You're talking to the client sitting before you when you notice his head is down and he has angled his chest away from you. The client's body language is saying he's “closed.” He can no longer hear what you're saying, so you may as well stop talking.
What to do? “Relax, take a breath, and start asking questions,” says Anthony Wilder of Wilder Design Build, Bethesda, Md., who coaches his own team in how to read body language.
Tuning in to body language is one of the most important things you can do in business, Wilder says. “We all go off on tangents and forget to pay attention to the person we're talking with. I see it in myself, and I've been doing this work a long time.”
The solution is to look out for basic cues, says Patti Wood, one of the country's experts on body language, whose clients range from Coca-Cola to the U.S. Army. For example, learn to spot the “closed” cue, when a client turns his head away from you, crosses his arms or legs, places an object between the two of you, or closes his eyes.

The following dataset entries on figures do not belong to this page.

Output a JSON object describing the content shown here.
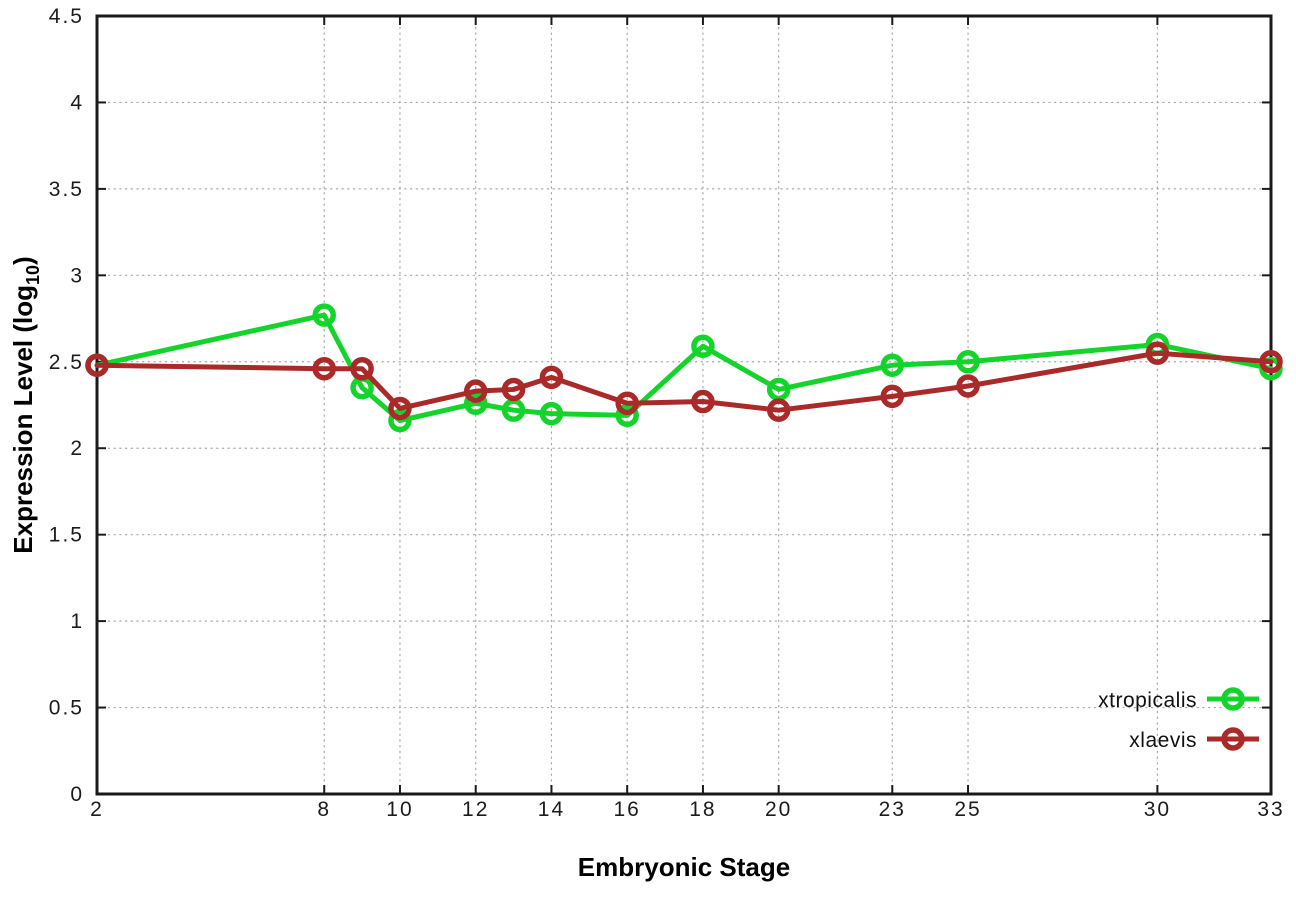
{
  "chart_data": {
    "type": "line",
    "title": "",
    "xlabel": "Embryonic Stage",
    "ylabel": "Expression Level (log10)",
    "ylabel_rich": {
      "prefix": "Expression Level (log",
      "sub": "10",
      "suffix": ")"
    },
    "xlim": [
      2,
      33
    ],
    "ylim": [
      0,
      4.5
    ],
    "grid": true,
    "legend_position": "bottom-right-inside",
    "x_tick_labels": [
      "2",
      "8",
      "10",
      "12",
      "14",
      "16",
      "18",
      "20",
      "23",
      "25",
      "30",
      "33"
    ],
    "x_ticks": [
      2,
      8,
      10,
      12,
      14,
      16,
      18,
      20,
      23,
      25,
      30,
      33
    ],
    "y_tick_labels": [
      "0",
      "0.5",
      "1",
      "1.5",
      "2",
      "2.5",
      "3",
      "3.5",
      "4",
      "4.5"
    ],
    "y_ticks": [
      0,
      0.5,
      1,
      1.5,
      2,
      2.5,
      3,
      3.5,
      4,
      4.5
    ],
    "x": [
      2,
      8,
      9,
      10,
      12,
      13,
      14,
      16,
      18,
      20,
      23,
      25,
      30,
      33
    ],
    "series": [
      {
        "name": "xtropicalis",
        "color": "#14d42c",
        "marker": "open-circle",
        "values": [
          2.48,
          2.77,
          2.35,
          2.16,
          2.26,
          2.22,
          2.2,
          2.19,
          2.59,
          2.34,
          2.48,
          2.5,
          2.6,
          2.46
        ]
      },
      {
        "name": "xlaevis",
        "color": "#aa2a2a",
        "marker": "open-circle",
        "values": [
          2.48,
          2.46,
          2.46,
          2.23,
          2.33,
          2.34,
          2.41,
          2.26,
          2.27,
          2.22,
          2.3,
          2.36,
          2.55,
          2.5
        ]
      }
    ]
  }
}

When that occurs, she says, ask yourself, “What happened just before he did that?” Maybe you pushed for something that scares him. Or he may have concerns about price or scheduling.
The mistake many people make in that instance is to rush ahead, when they should slow down, saying, “Let's talk about any concerns you may have about that,” Wood says. “If you identify that there's a concern, then they feel like, ‘Oh, he gets me.'”
You can even try to subtly mirror behavior. For example, briefly cross your arms, breathe slowly with the client for a few moments, then uncross your arms, all the while maintaining eye contact. “If you've done it in sync,” Wood says, “they'll come right along with you.
Alice Bumgarner is a freelance writer based in Durham, N.C.